4. Adjudication Method for the Test Set

• For the clinical comparative studies, the LIAISON® Rubella IgM assay results were compared directly against the results of the predicate device. There is no mention of an independent adjudication method (like 2+1, 3+1, etc.) for discrepancies between the new device and the predicate. The predicate device's classification was used as the reference.

5. If a Multi-Reader Multi-Case (MRMC) Comparative Effectiveness Study Was Done

• No, an MRMC comparative effectiveness study was not done. The studies described are focused on comparing the performance of the new device (assay) against a predicate device, and analytical characteristics, not on the improvement of human readers with AI assistance.

6. If a Standalone (i.e., algorithm only without human-in-the-loop performance) Was Done

• Yes, this is a standalone device performance study. The LIAISON® Rubella IgM assay is an in vitro diagnostic device (a lab test system) that provides a qualitative result (Positive, Equivocal, Negative). The studies assess the analytical and clinical performance of this assay itself, generating results without human interpretive input into the device's determination. Human laboratory personnel would operate the instrument and interpret the final quantitative result based on the defined cut-offs to a qualitative diagnosis, but the core performance evaluation is of the assay's output.
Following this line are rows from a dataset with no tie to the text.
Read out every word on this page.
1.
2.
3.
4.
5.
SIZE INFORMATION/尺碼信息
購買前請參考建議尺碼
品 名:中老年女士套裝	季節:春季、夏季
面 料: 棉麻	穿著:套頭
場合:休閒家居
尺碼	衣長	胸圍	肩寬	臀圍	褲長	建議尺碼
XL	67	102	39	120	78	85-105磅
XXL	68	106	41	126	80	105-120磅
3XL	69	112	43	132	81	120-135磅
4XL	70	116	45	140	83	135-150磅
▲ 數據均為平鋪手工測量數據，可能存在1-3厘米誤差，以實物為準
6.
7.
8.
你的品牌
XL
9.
7. The Type of Ground Truth Used

• Predicate Device/Reference Methods and Clinical Data Consensus.
  • For the comparative clinical studies, the FDA-cleared predicate device (ADVIA Centaur Rubella IgM Assay) served as the primary ground truth for comparison.
  • For establishing the assay cut-off, the ground truth was derived from "consensus between several comparison methods as well as the available clinical and serological data." This falls under a form of expert consensus and reference method agreement based on clinical and laboratory findings.
  • For analytical studies (e.g., cross-reactivity, IgM specificity), the ground truth was based on known characteristics of the samples (e.g., known sero-positivity for a cross-reactant, known Rubella IgM presence/absence, DTT treatment effect).

8. The Sample Size for the Training Set

• Not explicitly specified for a distinct "training set" in the context of machine learning. As an immunoassay, the device's "training" involves the development and calibration of reagents and the establishment of cut-offs.
• The assay cut-off was established based on studies including "1662 subjects from different populations" (subjects never infected by rubella virus, subjects affected by autoimmune diseases, patients affected by various infectious diseases with similar symptomology, subjects with past rubella infector or vaccine recipients, patients affected by acute rubella infection and subjects with long-lasting rubella virus IgM) in European studies. This large cohort of 1662 subjects would serve as the primary dataset used to "train" or optimize the assay's interpretive criteria (i.e., the cut-off values).

9. How the Ground Truth for the Training Set Was Established

• The ground truth for the 1662 subjects used to establish the cut-off was determined by:
  • "several comparison methods" (implying other established serological tests for Rubella IgM), and
  • "available clinical and serological data" (suggesting a comprehensive evaluation of patient history, symptoms, and other laboratory findings).
  • The "consensus between the methods as well as the available clinical and serological data" was applied to define the expected results for these subjects. This indicates a robust method involving multiple lines of evidence and expert review.